Monday, October 10, 2016

That's too Expensive, the Pricing Battle

Pricing is a tricky beast. I've seen a lot of models out there, and each has pros and cons. Firstly it depends on who are your target customers. My experience is in Enterprise software, which typically has a larger transaction price and volume, yet the number of deals is smaller. When focusing on SMBs as a target, the models change along with the selling motion. For good reasons most software companies want to have both models, but I haven't seen many companies able to execute this strategy. You end up with vendors adopting one model and causing fractures in the way tooling is licensed, many times the economics don't equate to good business decisions for the end user or the vendor. Here are the various licensing models I've seen in the IT Operations Management space:
  • Application footprint or infrastructure footprint based pricing
    • Per node, per CPU, per application server, per JVM, per CLR, per runtime
  • User-based pricing
    • Per concurrent user, per named user, per monthly active user, per page view
This model can track the users being monitored (in the case of end-user experience), or the users using a tool. For example, in Service Desk it could be the number of help desk agents.
  • Storage based pricing
    • Per gigabyte consumed, per event consumed
The measurements become more challenging in highly dynamic or microservices environments which cause additional issues regarding usage of specific technologies. Most apps consist of both legacy and modern technologies; hence the value is different from a solution to manage them.
Then there are the terms of the license which can be anywhere from monthly billing to 5-year commitments. These commitments can be for a minimum and/or a burst model. I've had some great discussions with analysts around value-based pricing. Although this is a very loosely defined term, building a pricing model based on the value someone gets from the software sounds perfect, in theory. How many problems are you detecting? Solving? Although this makes sense, calculating the "value" is a guess in most cases. With APM you can determine the amount of time/money/revenue saved, but it's still a challenge to build and measure clear ROI. Measuring ROI becomes even harder with other less customer-centric technologies.

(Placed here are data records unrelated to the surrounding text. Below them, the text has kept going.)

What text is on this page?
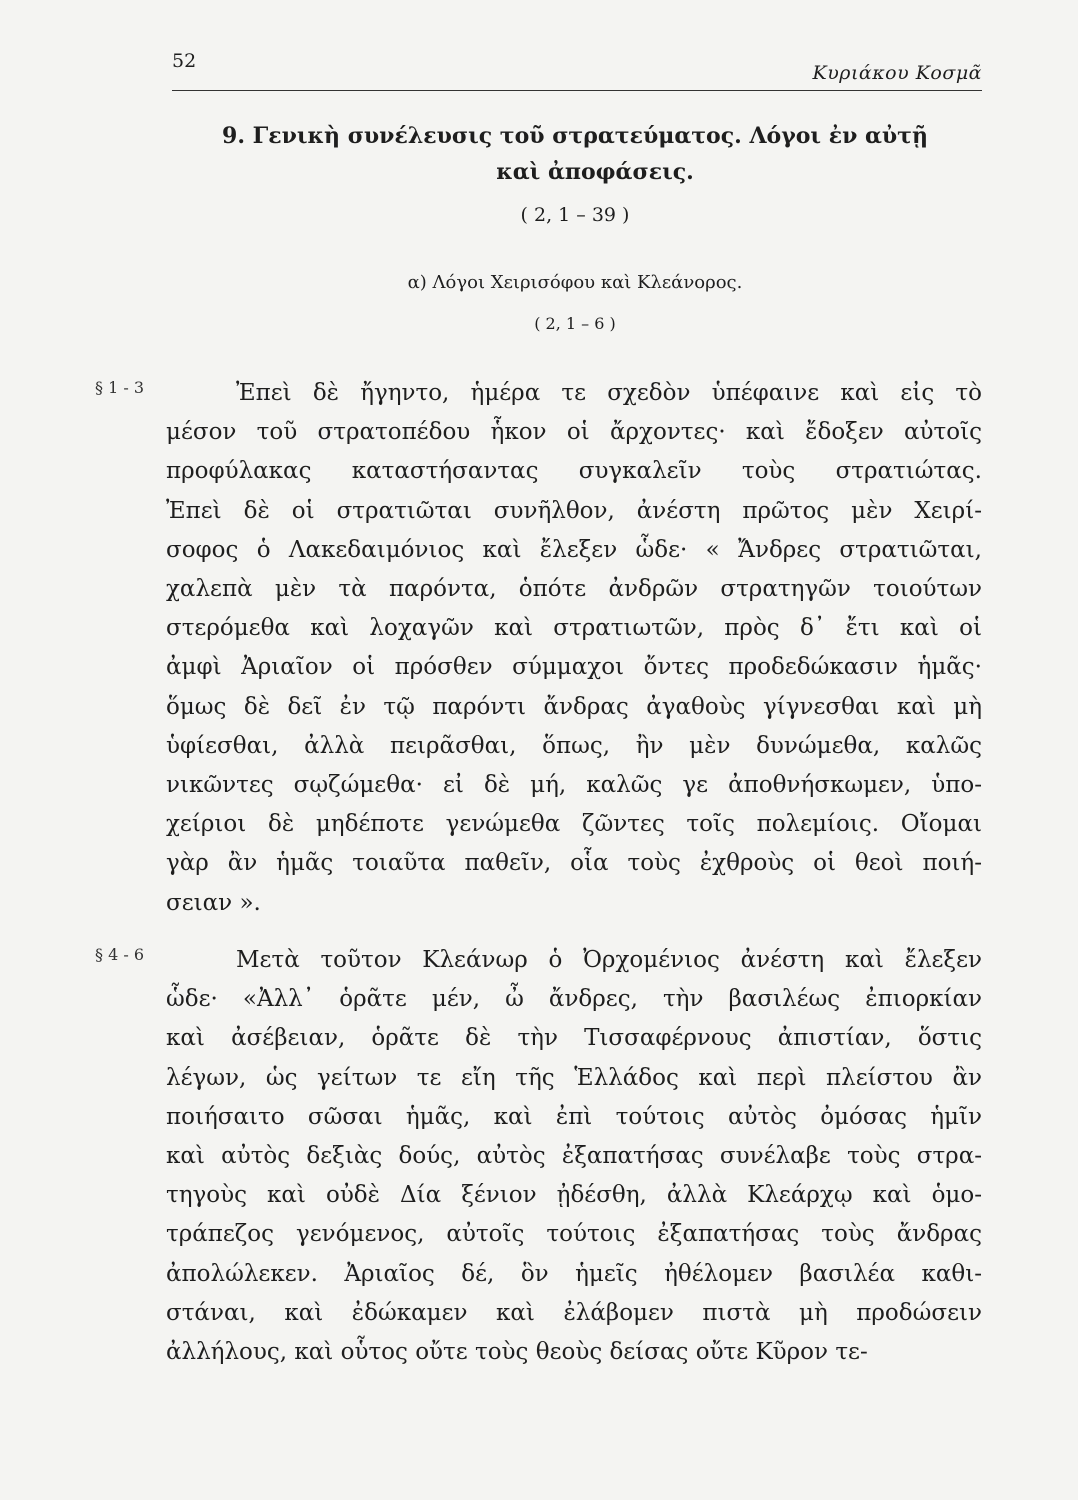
52
Κυριάκου Κοσμᾶ
9. Γενικὴ συνέλευσις τοῦ στρατεύματος. Λόγοι ἐν αὐτῇ
καὶ ἀποφάσεις.
( 2, 1 – 39 )
α) Λόγοι Χειρισόφου καὶ Κλεάνορος.
( 2, 1 – 6 )
§ 1 - 3	Ἐπεὶ δὲ ἤγηντο, ἡμέρα τε σχεδὸν ὑπέφαινε καὶ εἰς τὸ
μέσον τοῦ στρατοπέδου ἧκον οἱ ἄρχοντες· καὶ ἔδοξεν αὐτοῖς
προφύλακας καταστήσαντας συγκαλεῖν τοὺς στρατιώτας.
Ἐπεὶ δὲ οἱ στρατιῶται συνῆλθον, ἀνέστη πρῶτος μὲν Χειρί-
σοφος ὁ Λακεδαιμόνιος καὶ ἔλεξεν ὧδε· « Ἄνδρες στρατιῶται,
χαλεπὰ μὲν τὰ παρόντα, ὁπότε ἀνδρῶν στρατηγῶν τοιούτων
στερόμεθα καὶ λοχαγῶν καὶ στρατιωτῶν, πρὸς δ᾽ ἔτι καὶ οἱ
ἀμφὶ Ἀριαῖον οἱ πρόσθεν σύμμαχοι ὄντες προδεδώκασιν ἡμᾶς·
ὅμως δὲ δεῖ ἐν τῷ παρόντι ἄνδρας ἀγαθοὺς γίγνεσθαι καὶ μὴ
ὑφίεσθαι, ἀλλὰ πειρᾶσθαι, ὅπως, ἢν μὲν δυνώμεθα, καλῶς
νικῶντες σῳζώμεθα· εἰ δὲ μή, καλῶς γε ἀποθνήσκωμεν, ὑπο-
χείριοι δὲ μηδέποτε γενώμεθα ζῶντες τοῖς πολεμίοις. Οἴομαι
γὰρ ἂν ἡμᾶς τοιαῦτα παθεῖν, οἷα τοὺς ἐχθροὺς οἱ θεοὶ ποιή-
σειαν ».
§ 4 - 6	Μετὰ τοῦτον Κλεάνωρ ὁ Ὀρχομένιος ἀνέστη καὶ ἔλεξεν
ὧδε· «Ἀλλ᾽ ὁρᾶτε μέν, ὦ ἄνδρες, τὴν βασιλέως ἐπιορκίαν
καὶ ἀσέβειαν, ὁρᾶτε δὲ τὴν Τισσαφέρνους ἀπιστίαν, ὅστις
λέγων, ὡς γείτων τε εἴη τῆς Ἑλλάδος καὶ περὶ πλείστου ἂν
ποιήσαιτο σῶσαι ἡμᾶς, καὶ ἐπὶ τούτοις αὐτὸς ὀμόσας ἡμῖν
καὶ αὐτὸς δεξιὰς δούς, αὐτὸς ἐξαπατήσας συνέλαβε τοὺς στρα-
τηγοὺς καὶ οὐδὲ Δία ξένιον ᾐδέσθη, ἀλλὰ Κλεάρχῳ καὶ ὁμο-
τράπεζος γενόμενος, αὐτοῖς τούτοις ἐξαπατήσας τοὺς ἄνδρας
ἀπολώλεκεν. Ἀριαῖος δέ, ὃν ἡμεῖς ἠθέλομεν βασιλέα καθι-
στάναι, καὶ ἐδώκαμεν καὶ ἐλάβομεν πιστὰ μὴ προδώσειν
ἀλλήλους, καὶ οὗτος οὔτε τοὺς θεοὺς δείσας οὔτε Κῦρον τε-
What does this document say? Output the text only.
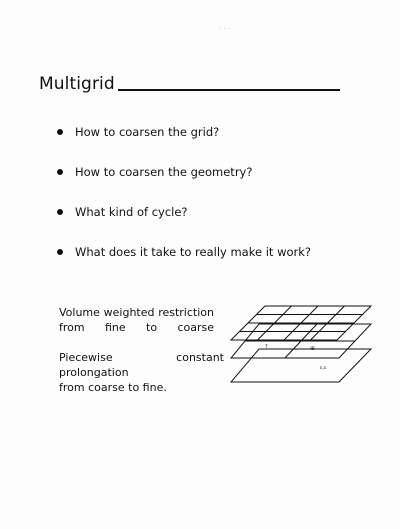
Multigrid
How to coarsen the grid?
How to coarsen the geometry?
What kind of cycle?
What does it take to really make it work?
Volume weighted restriction
from fine to coarse
Piecewise constant prolongation
from coarse to fine.
?	⊕
ε,ε
· · ·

In my career I’ve now seen pricing from three distinct angles, I’m going to summarize what I’ve found in each of my roles. These are personal experiences, and your mileage may vary.

End User

As an end user, I bought tens of millions of dollars’ worth of software over my 17 years as a practitioner. I always tried various tricks to ensure I was getting the best deal possible for my employer. Licensing and pricing is a challenge. How do I pay as little as possible for the best solution for my needs? When can I afford to buy an inferior product to meet my budgetary needs? When should I request more budget to select a technology that will differentiate us as a business? Regardless, the net is that everything is overpriced, and I could never get the pricing low enough to remain satisfied. It doesn't matter if I were paying based on application, infrastructure, consumption, or on-demand pricing. Although my technology providers were my partners, I also felt I needed to extract the most value for the least amount of capital from them to serve our shareholders.


As I transitioned over to an analyst role, I learned yet more tricks around pricing and deal negotiation. Most technologies go through a cycle of immaturity to mainstream, and finally into obsolesce. Gartner uses two models to describe this; one is the Hype Cycle which shows the technology trigger through it being a productive technology. Additionally when coupled with a Market Clock the lifecycle is visible. Market Clocks address the lifecycle of a market and how technology becomes standardized, commoditized, and eventually replaced. These constructs are useful to both end users and vendors to understand how technologies mature, and the related pricing and competition to be expected within a particular technology market. I often gave advice to vendors due to the number of licensing and pricing models I had seen, and what end users were asking. Clearly, there was always complaints by end users about any pricing model aside from open source. Everyone loves the idea of free software, yet there are many hidden costs to take into account. Which technology providers can deliver results is often more important than the licensing model.


I was fortunate enough to run the AppDynamics pricing committee for about six months, and I learned a lot about how to license and price. During this experience was the first time I had studied margins. AppDynamics software is available both on-premises and via SaaS delivery which makes the model especially interesting. Each delivery model has different margins and costs to consider. These have to be taken into account when we determine a pricing model and our discounting. I also learned, first hand, the struggles customers had with our pricing model. The net result is that regardless of how you price a solution the users complain about the pricing. There is no way to solve this problem that I have found, and it was rather depressing. The opinions are strategies across sales, product management, and marketing are all different, and each group has a differing perspective which is very challenging to rationalize. I am not sad to have moved along from that responsibility :)

My Take

Every model is flawed; pricing models are inflexible and software costs too much. If you don't bundle products, then quoting and licensing become complex, yet if you bundle then, you end up with shelfware. End users want to pay for what they use, and yet they don't want commitments, they want "on-demand" pricing. Without commitments, most vendors have issues predicting revenue or demand. This is often an issue if you are using traditional hosting for the product, which most SaaS companies do to some extent for cost reasons. Software, unlike hardware, doesn't have the same type of fixed cost to deliver. The margins are different. End users and salespeople also want the model to be simple to understand, calculate, and rationalize.